[...]wo es mir absolut nicht einleuchten will, warum da ein Doppelkreuz gesetzt. wurde. [...] Warum wurde hier nicht der
Anschlag g und his notiert?
Losgelöst von allem könnte man antworten: "Aus Konsistenzgründen!".
Wenn man ein fisis enharmonisch verwechselt als g schreibt, weil's einfacher ist, sollte man mit gleicher Begründung auch das his als c schreiben.
(Auch, wenn das am Grundproblem des konkreten Falls ein wenig vorbeigeht, siehe "Auflösung" unten):
Mögliche Gründe für -isis (allgemein)
Harmonisch
Rein musiktheoretisch kommt es für das harmonische Verständnis oft auf Intervalle an. Und diese basieren zunächst einmal nur auf dem Abstand der Stammtöne (d. h. der weißen Tasten). Die Feinheiten werden dann über Versetzungszeichen geregelt.
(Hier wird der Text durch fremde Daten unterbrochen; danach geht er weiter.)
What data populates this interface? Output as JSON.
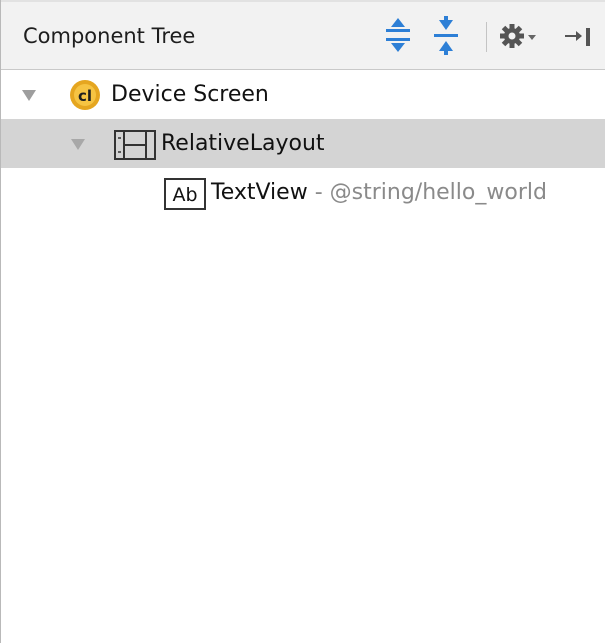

In einem Dur-Dreiklang hat kommt, bezogen auf den Grundton, eine reine Quinte vor. Bei H-Dur ist das ein fis: denn wenn man anhand der Stammtöne (nur weiße Tasten, schwarze ignorieren) mit dem h beginnend 5 Töne (Quinte) abzählt, kommt man zunächst zum f (h c d e f). Weil wir aber eine reine Quinte brauchen, muss das f zum fis erhöht werden. Ich erwähne das und es ist auch wesentlich, weil ges statt fis die selbe Taste wäre und auch regelmäßig Fragen aufkommen, warum man fis statt ges schreibt: einfach, weil ges zum Stammton g gehört, wir brauchen aber keine Sexte, sondern eine Quinte, also Stammton f.
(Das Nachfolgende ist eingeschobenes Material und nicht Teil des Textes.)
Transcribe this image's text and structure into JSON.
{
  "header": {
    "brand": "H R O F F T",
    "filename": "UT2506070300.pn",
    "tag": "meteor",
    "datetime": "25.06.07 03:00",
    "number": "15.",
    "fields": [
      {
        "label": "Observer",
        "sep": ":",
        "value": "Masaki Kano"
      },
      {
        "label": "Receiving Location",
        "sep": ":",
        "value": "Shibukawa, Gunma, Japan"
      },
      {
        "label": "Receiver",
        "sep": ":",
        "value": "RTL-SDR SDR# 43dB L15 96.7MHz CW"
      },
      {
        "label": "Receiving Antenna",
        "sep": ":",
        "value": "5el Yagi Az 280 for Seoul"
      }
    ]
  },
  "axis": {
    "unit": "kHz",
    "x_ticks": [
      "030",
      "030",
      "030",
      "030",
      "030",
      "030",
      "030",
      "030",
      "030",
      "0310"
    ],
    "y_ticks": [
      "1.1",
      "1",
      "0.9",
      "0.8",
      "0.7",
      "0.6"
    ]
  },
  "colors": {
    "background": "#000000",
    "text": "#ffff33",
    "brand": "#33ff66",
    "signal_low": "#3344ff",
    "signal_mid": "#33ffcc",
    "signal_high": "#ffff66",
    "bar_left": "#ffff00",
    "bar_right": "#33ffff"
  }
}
Jetzt zum fisis: Bei einem übermäßigen Akkord braucht man eine übermäßige Quinte. Da beim Grundton h die reine Quinte fis ist, muss diese also nochmals um einen Halbtonschritt erhöht werden -
und schon ist man beim fisis!
Melodisch
Ein bisschen wachsweich ist die Vorgehensweise in Melodien, gerade bei Übergangstönen (passing tones), die unbetont sind und oft sogar der gespielten Akkordbegleitung "widersprechen" können.
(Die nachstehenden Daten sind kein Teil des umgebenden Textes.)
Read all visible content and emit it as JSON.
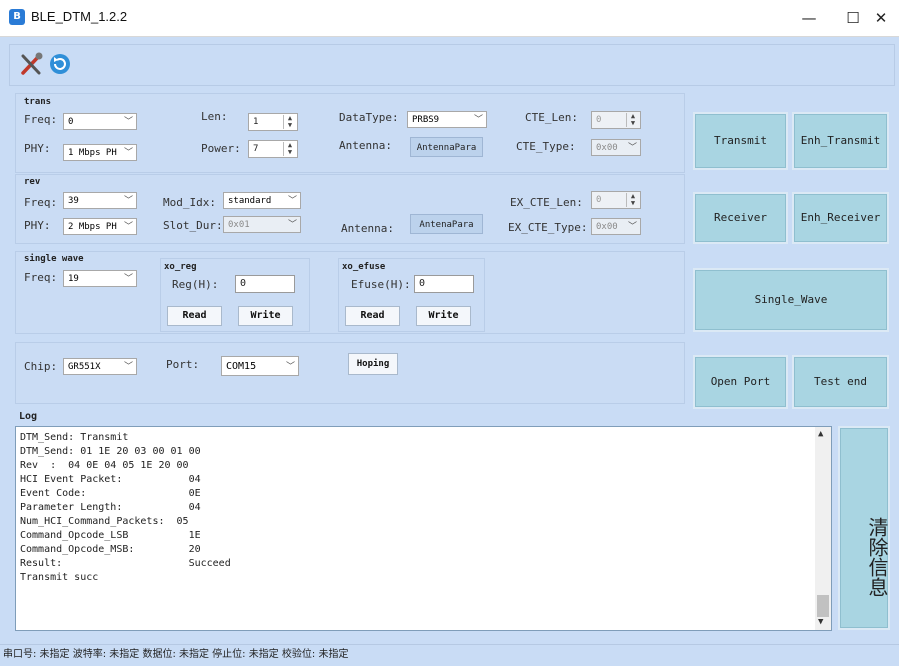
{
  "window": {
    "title": "BLE_DTM_1.2.2",
    "minimize": "—",
    "maximize": "☐",
    "close": "✕"
  },
  "trans": {
    "group_label": "trans",
    "freq_label": "Freq:",
    "freq_value": "0",
    "len_label": "Len:",
    "len_value": "1",
    "datatype_label": "DataType:",
    "datatype_value": "PRBS9",
    "cte_len_label": "CTE_Len:",
    "cte_len_value": "0",
    "phy_label": "PHY:",
    "phy_value": "1 Mbps PH",
    "power_label": "Power:",
    "power_value": "7",
    "antenna_label": "Antenna:",
    "antenna_button": "AntennaPara",
    "cte_type_label": "CTE_Type:",
    "cte_type_value": "0x00",
    "transmit_button": "Transmit",
    "enh_transmit_button": "Enh_Transmit"
  },
  "rev": {
    "group_label": "rev",
    "freq_label": "Freq:",
    "freq_value": "39",
    "mod_idx_label": "Mod_Idx:",
    "mod_idx_value": "standard",
    "ex_cte_len_label": "EX_CTE_Len:",
    "ex_cte_len_value": "0",
    "phy_label": "PHY:",
    "phy_value": "2 Mbps PH",
    "slot_dur_label": "Slot_Dur:",
    "slot_dur_value": "0x01",
    "antenna_label": "Antenna:",
    "antenna_button": "AntenaPara",
    "ex_cte_type_label": "EX_CTE_Type:",
    "ex_cte_type_value": "0x00",
    "receiver_button": "Receiver",
    "enh_receiver_button": "Enh_Receiver"
  },
  "single_wave": {
    "group_label": "single wave",
    "freq_label": "Freq:",
    "freq_value": "19",
    "xo_reg_label": "xo_reg",
    "reg_label": "Reg(H):",
    "reg_value": "0",
    "reg_read": "Read",
    "reg_write": "Write",
    "xo_efuse_label": "xo_efuse",
    "efuse_label": "Efuse(H):",
    "efuse_value": "0",
    "efuse_read": "Read",
    "efuse_write": "Write",
    "single_wave_button": "Single_Wave"
  },
  "chip": {
    "chip_label": "Chip:",
    "chip_value": "GR551X",
    "port_label": "Port:",
    "port_value": "COM15",
    "hoping_button": "Hoping",
    "open_port_button": "Open Port",
    "test_end_button": "Test end"
  },
  "log": {
    "label": "Log",
    "lines": "DTM_Send: Transmit\nDTM_Send: 01 1E 20 03 00 01 00\nRev  :  04 0E 04 05 1E 20 00\nHCI Event Packet:           04\nEvent Code:                 0E\nParameter Length:           04\nNum_HCI_Command_Packets:  05\nCommand_Opcode_LSB          1E\nCommand_Opcode_MSB:         20\nResult:                     Succeed\nTransmit succ",
    "clear_button": "清除信息"
  },
  "statusbar": {
    "text": "串口号: 未指定  波特率: 未指定  数据位: 未指定  停止位: 未指定  校验位: 未指定"
  },
  "icons": {
    "tool": "tools-icon",
    "refresh": "refresh-icon"
  }
}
Da gibt es Regeln wie "abwärts eher b verwenden, aufwärts eher Kreuz" u. ä., aber es gibt wie immer Ausnahmen. Dann zum Beispiel, wenn der Melodieverlauf im Notenbild dadurch deutlicher ersichtlich wird.
Prominentes Beispiel "Für Elise" - das kennen wohl alle. Die Melodie beginnt mit abwechselnden zwei Tönen im Halbtonabstand (es geht hier
ausschließlich um die notierten Töne):
Im linken Beispiel sieht man deutlich anhand der Notenkopfposition den Melodieverlauf, während im rechten Beispiel alle Notenköpfe auf einer Linie sitzen und man ständig zwischen Versetzungszeichen und Auflösungszeichen wechseln muss.
In extremeren Tonarten können auf diese Weise leicht Doppelkreuze oder Doppel-Bes entstehen.
Das vorliegende Beispiel könnte ein solcher "Für-Elise-Fall" sein und ich wollte in einem ersten Impuls Klangbutter widersprechen:
Das Fisis in Deinem Beispiel halte ich übrigens für einen Fehler.
Wenn man sich diese Stelle aber genauer ansieht oder anhört, kommt man sehr schnell auf die Idee, das könne nicht so gemeint sein, wie es dasteht.
Also einfach ein falscher Ton bzw. falsches Versetzungszeichen.
Falls wirklich spieltechnisch das g liegenbleibt, ist nicht ganz ersichtlich, warum man zwischen g und notiert fisis abwechseln sollte. Melodieverlauf wäre dann ja gerade kein Grund für fisis und bei einer Interpretation als A halbvermindert hätte man aus harmonischen Gründen erst recht ein g geschrieben.
Und noch zur notierten Begleitung:
Unter dem Akkord steht a7, die notierten Töne passen aber nicht dazu: g+
h+cis, das ist kein A7, sondern eher ein grundtonloser A9.
Klaus Kinski hätte gesagt: "Was soll das!!???"